Solusinya adalah film sinetron Indonesia harus berupa kisah yang nyata (non fiksi), karena film sangat besar pengaruhnya terhadap daya tangkap, pola pikir maupun sikap anak sejak dini. Bagaimana visi-misi televisi berorientasi pada pemberdayaan dan pengembangan pendidikan anak bangsa, pembentukan sikap positif, psikologis, kecerdasan berpikir, idealisme hidup dan rangsangan mereka untuk melakukan hal-hal yang inovatif dari tayangan sinetron tersebut.
Penting dihayati dan direalisasikan isi GBHN ketetapan MPR RI Nomor VI/MPR/1999-2004 tentang Komunikasi, Informasi, dan Media Massa; yang bunyinya yaitu, “meningkatkan pemanfaatan peran komunikasi melalui media massa modern dan media tradisional untuk mencerdaskan kehidupan bangsa; memperkukuh persatuan dan kesatuan; membentuk kepribadian bangsa, serta mengupayakan keamanan hak pengguna sarana dan prasarana informasi dan komunikasi”. Makna ini harus kita pegang utamanya para penyensor film sendiri yang harus melakukan renovasi dan siap menjalankan ketetapan yang sudah mapan tersebut.
Idealnya televisi dalam konteks pendidikan, pantas dikatakan sebagai madrasah anak bangsa yang amat berarti menuju transformasi pola pikir mereka di masa yang akan datang. Dengan kisah-kisah sinetron yang bernuansa sosial-keagamaan harus tetap dipertahankan dan diamalkan. Dengan ini para remaja Indonesia bisa memadukan teori keilmuan yang telah didapat di bangku sekolah dan mampu mengaplikasikannya, terutama dalam term khusus sosial-budaya dan keagamaannya. Sebab kita tahu bahwa televisi memiliki nilai-nilai seni yang sangat dominan dan menarik perhatian dibandingkan dengan media pembelajaran lainnya.

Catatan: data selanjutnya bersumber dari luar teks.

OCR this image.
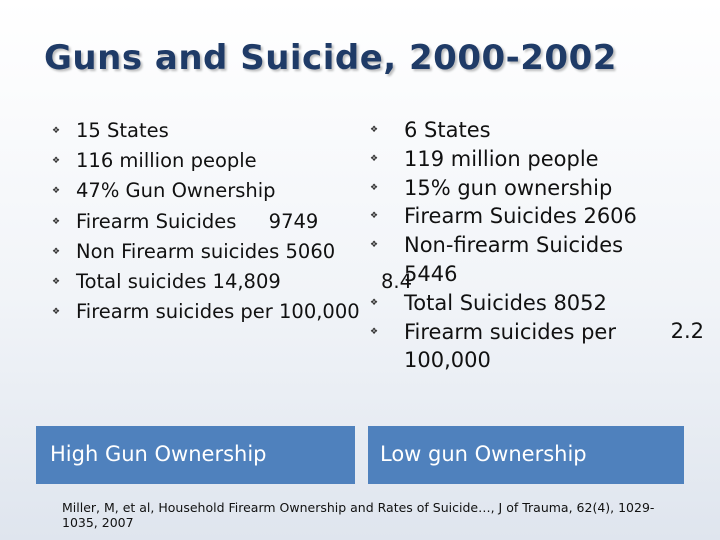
Guns and Suicide, 2000-2002
❖ 15 States
❖ 116 million people
❖ 47% Gun Ownership
❖ Firearm Suicides 9749
❖ Non Firearm suicides 5060
❖ Total suicides 14,809
❖ Firearm suicides per 100,000
8.4
❖ 6 States
❖ 119 million people
❖ 15% gun ownership
❖ Firearm Suicides 2606
❖ Non-firearm Suicides 5446
❖ Total Suicides 8052
❖ Firearm suicides per 100,000
2.2
High Gun Ownership	Low gun Ownership
Miller, M, et al, Household Firearm Ownership and Rates of Suicide…, J of Trauma, 62(4), 1029-1035, 2007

Selanjutnya langkah pemerintah yang harus ditempuh adalah menyensor, atau menyeleksi film itu sendiri, selain juga mengadakan pengawasan dan pengontrolan secara intensif. Upaya pemerintah dalam menjalankan UUD harus benar-benar terbukti dimata masyarakat sebagai pengatur arus per-filman global Indonesia, seperti “menyiarkan pada waktu yang tepat dan mencantumkan klasifikasi khalayak sesuai isi siaran” yang disenyalir dalam pasal 36 ayat (3) UU Penyiaran No. 32/2002, harus dipertegas kembali secara konkrit misalnya lewat sidang Komisi Penyiaran Indonesia (KPI). Artinya masa anak-anak disuguhkan film yang layak untuk mereka pula, begitu juga dengan orang dewasa dan seterusnya. Semua itu, langkah tindakan preventif, dimana dikhawatirkan akan mengakibatkan perbuatan buruk yang tidak diinginkan.